On the Discalced Carmelite calendar, this is the feast of Blessed John Soreth, O.Carm. (The Ancient Observance celebrate his feast on 24 July.)

Blessed John was born in 1394 in Caen, and thus was a fellow Norman with St. Therese of Lisieux. He was a noted theologian of the Order in the 15th century and eventually became Prior General from 1451 until his death in 1471. It was Blessed John who was responsible for Pope Nicholas V in the bull Cum Nulla officially incorporating nuns into the Order and legally establishing the Carmelite Third Order. Pope John Paul II’s recognition of the 550th anniversary of Cum Nulla may be found here.

Thus it is Blessed John who is at least remotely responsible for the existence of the Discalced Carmelite Order. Had he not worked to provide for those women who wished to be Carmelites, St. Teresa of Jesus [of Avila] would have had no Carmelite convent to join. She might still have been a very holy woman and a canonized saint. She might even have reformed some order. But it wouldn’t have been the Carmelite Order.

An essay discussing a collection of his sermons can be found here in PDF format.
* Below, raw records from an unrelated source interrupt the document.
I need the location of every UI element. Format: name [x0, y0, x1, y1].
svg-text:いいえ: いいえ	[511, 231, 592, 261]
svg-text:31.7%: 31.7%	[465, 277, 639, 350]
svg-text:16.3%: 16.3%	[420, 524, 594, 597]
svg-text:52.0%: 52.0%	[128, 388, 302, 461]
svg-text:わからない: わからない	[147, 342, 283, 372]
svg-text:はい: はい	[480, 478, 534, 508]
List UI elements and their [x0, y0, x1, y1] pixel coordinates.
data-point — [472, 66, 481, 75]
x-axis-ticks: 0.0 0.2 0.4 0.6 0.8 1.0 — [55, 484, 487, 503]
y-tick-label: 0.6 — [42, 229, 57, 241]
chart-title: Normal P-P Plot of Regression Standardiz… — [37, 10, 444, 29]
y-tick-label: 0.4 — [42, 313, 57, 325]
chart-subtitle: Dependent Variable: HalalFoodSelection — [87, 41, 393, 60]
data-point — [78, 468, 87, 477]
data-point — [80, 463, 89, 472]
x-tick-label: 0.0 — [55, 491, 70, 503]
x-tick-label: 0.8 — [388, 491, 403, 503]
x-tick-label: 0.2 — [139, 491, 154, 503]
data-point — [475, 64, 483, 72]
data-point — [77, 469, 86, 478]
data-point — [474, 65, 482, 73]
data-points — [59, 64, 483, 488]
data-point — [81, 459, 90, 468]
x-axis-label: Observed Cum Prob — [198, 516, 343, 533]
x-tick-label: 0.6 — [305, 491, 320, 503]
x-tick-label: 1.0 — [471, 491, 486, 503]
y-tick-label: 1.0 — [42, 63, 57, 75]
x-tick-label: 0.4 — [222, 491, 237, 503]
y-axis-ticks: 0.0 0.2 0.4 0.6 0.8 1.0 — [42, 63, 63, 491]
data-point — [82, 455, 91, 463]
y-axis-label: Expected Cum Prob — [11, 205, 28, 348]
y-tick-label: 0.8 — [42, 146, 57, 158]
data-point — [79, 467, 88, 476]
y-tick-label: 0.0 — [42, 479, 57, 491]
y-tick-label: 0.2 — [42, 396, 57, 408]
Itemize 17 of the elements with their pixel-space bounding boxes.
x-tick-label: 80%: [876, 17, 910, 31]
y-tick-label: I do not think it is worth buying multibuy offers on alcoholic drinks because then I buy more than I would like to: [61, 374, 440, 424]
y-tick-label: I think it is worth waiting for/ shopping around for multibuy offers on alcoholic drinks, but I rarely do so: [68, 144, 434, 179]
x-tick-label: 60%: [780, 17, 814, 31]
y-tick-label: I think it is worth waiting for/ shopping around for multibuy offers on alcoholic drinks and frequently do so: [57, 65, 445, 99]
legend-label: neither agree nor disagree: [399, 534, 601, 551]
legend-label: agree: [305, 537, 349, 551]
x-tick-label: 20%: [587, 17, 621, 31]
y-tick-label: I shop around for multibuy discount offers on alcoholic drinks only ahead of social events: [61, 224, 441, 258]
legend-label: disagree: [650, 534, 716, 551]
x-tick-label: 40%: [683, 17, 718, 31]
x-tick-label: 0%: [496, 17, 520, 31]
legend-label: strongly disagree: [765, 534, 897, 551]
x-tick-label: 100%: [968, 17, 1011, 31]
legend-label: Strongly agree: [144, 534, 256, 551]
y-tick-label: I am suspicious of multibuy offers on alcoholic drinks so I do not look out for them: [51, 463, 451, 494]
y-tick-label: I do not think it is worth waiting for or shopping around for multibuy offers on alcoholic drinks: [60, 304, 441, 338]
There is some discussion of his life here and a good deal of his personality is revealed by means of these sermons. He was apparently quite a fiery preacher. A contemporary says: “Once he preached in Liege about the blood of Christ poured out in love for our sake on the altar of he Cross, when he so enflamed his hearers that tears fell on the cheeks of both men and women, wetting their clothes and flowing onto the pavement of the church.”
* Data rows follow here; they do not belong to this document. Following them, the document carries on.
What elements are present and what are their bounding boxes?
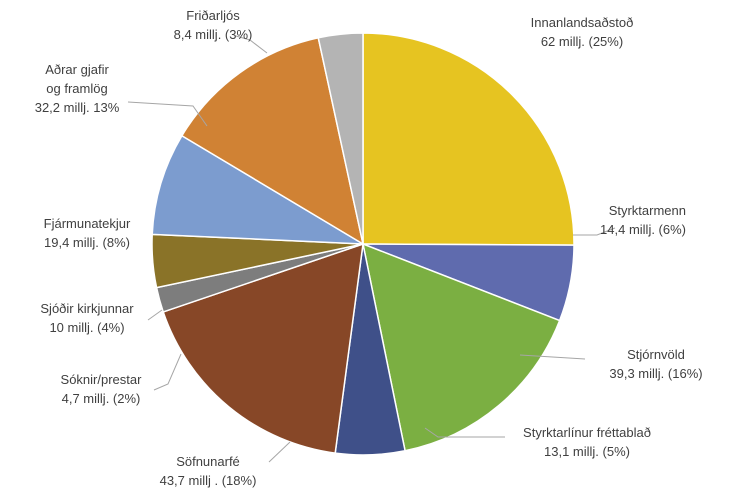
slice-label-line: 10 millj. (4%) [49, 320, 124, 335]
slice-label-7: Sjóðir kirkjunnar 10 millj. (4%) [40, 301, 134, 335]
pie-slice-9 [180, 36, 365, 246]
slice-label-line: 39,3 millj. (16%) [609, 366, 702, 381]
slice-label-3: Stjórnvöld 39,3 millj. (16%) [609, 347, 702, 381]
slice-label-line: 43,7 millj . (18%) [160, 473, 257, 488]
leader-line-10 [235, 35, 268, 54]
slice-label-line: Aðrar gjafir [45, 62, 109, 77]
slice-label-6: Sóknir/prestar 4,7 millj. (2%) [61, 372, 143, 406]
leader-line-9 [127, 101, 208, 127]
slice-labels: Innanlandsaðstoð 62 millj. (25%) Styrktarm… [35, 8, 703, 488]
slice-label-1: Innanlandsaðstoð 62 millj. (25%) [531, 15, 634, 49]
slice-label-9: Aðrar gjafir og framlög 32,2 millj. 13% [35, 62, 120, 115]
slice-label-8: Fjármunatekjur 19,4 millj. (8%) [44, 216, 131, 250]
leader-line-4 [424, 427, 505, 438]
leader-line-2 [573, 227, 616, 236]
slice-label-line: 62 millj. (25%) [541, 34, 623, 49]
pie-slice-10 [317, 32, 364, 245]
slice-label-line: 14,4 millj. (6%) [600, 222, 686, 237]
slice-label-line: 32,2 millj. 13% [35, 100, 120, 115]
slice-label-4: Styrktarlínur fréttablað 13,1 millj. (5%) [523, 425, 651, 459]
slice-label-line: Styrktarlínur fréttablað [523, 425, 651, 440]
slice-label-line: Sjóðir kirkjunnar [40, 301, 134, 316]
slice-label-line: 13,1 millj. (5%) [544, 444, 630, 459]
slice-label-line: Friðarljós [186, 8, 240, 23]
slice-label-line: 4,7 millj. (2%) [62, 391, 141, 406]
pie-slice-5 [162, 242, 364, 455]
slice-label-line: 19,4 millj. (8%) [44, 235, 130, 250]
slice-label-5: Söfnunarfé 43,7 millj . (18%) [160, 454, 257, 488]
leader-line-5 [268, 441, 291, 463]
pie-slice-8 [151, 134, 364, 245]
pie-slices [151, 32, 575, 456]
slice-label-line: Söfnunarfé [176, 454, 240, 469]
slice-label-line: Fjármunatekjur [44, 216, 131, 231]
slice-label-line: Stjórnvöld [627, 347, 685, 362]
slice-label-line: Styrktarmenn [609, 203, 686, 218]
slice-label-2: Styrktarmenn 14,4 millj. (6%) [600, 203, 686, 237]
leader-line-7 [147, 309, 163, 321]
leader-line-6 [153, 353, 182, 391]
leader-line-3 [519, 354, 586, 360]
leader-lines [127, 35, 616, 463]
slice-label-10: Friðarljós 8,4 millj. (3%) [174, 8, 253, 42]
pie-slice-1 [362, 32, 575, 246]
slice-label-line: Sóknir/prestar [61, 372, 143, 387]
slice-label-line: Innanlandsaðstoð [531, 15, 634, 30]
slice-label-line: 8,4 millj. (3%) [174, 27, 253, 42]
pie-slice-3 [361, 242, 561, 452]
slice-label-line: og framlög [46, 81, 107, 96]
It looks as though he wouldn’t have made a very good capitalist. Michael Novak would have a seizure. “In sermons dealing with sin, Soreth reproves first of all the sins of the merchants. Sermons 25 through 31 as well as 33 and 34, deal specifically with economic questions, especially with usury. The first of these uses trade mainly as a metaphor, but no. 26 attacks the question straight on. Since goods need to be carried from place to place, Soreth says, there must be merchants, but the life of a merchant is spiritually dangerous: Dame Avarice waits for him. Merchants should only work to support their wives and children, and to give to the poor, not in order to gain ‘grans estas.’ He enumerates the sins of merchants: breaking the Sabbath and feasts, charging more than a just price, speculating on the resale of goods, swearing false oaths, using false weights and measures, selling fraudulently in dark places, cheating in negotiation, selling tainted food and drugs, speculation in exchange rates, and taking long trips without their wives, so that the marriage debt is not paid.”
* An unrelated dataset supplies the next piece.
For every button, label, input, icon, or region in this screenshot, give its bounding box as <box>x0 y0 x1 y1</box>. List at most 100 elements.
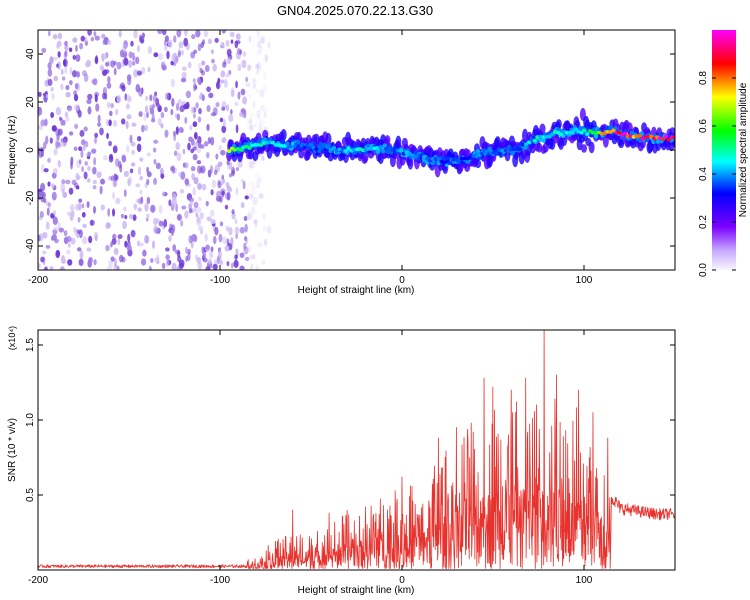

The current collect for Blessed John’s feast day can be found here.

This is his collect in the old liturgy (which in those days was on 30 July):

Bonorum omnium largitor Deus, qui beatum Joannem ardenti honoris tui zelo et singulari in subeundis periculis fortitudine roborasti : ejus meritis et precibus concede ; ut adversa omnia tolerare et in tua dilectione persistere valeamus. Per Dominum nostrum Iesum Christum.

My translation: "O God, Giver of all good things, who strengthened Blessed John with ardent zeal for Thy honour and with remarkable fortitude in undergoing trials, grant by his merits and prayers, that we may be able to bear all adversities and persevere in Thy love. Through Our Lord Jesus Christ." (Complaints may be sent to the usual address.)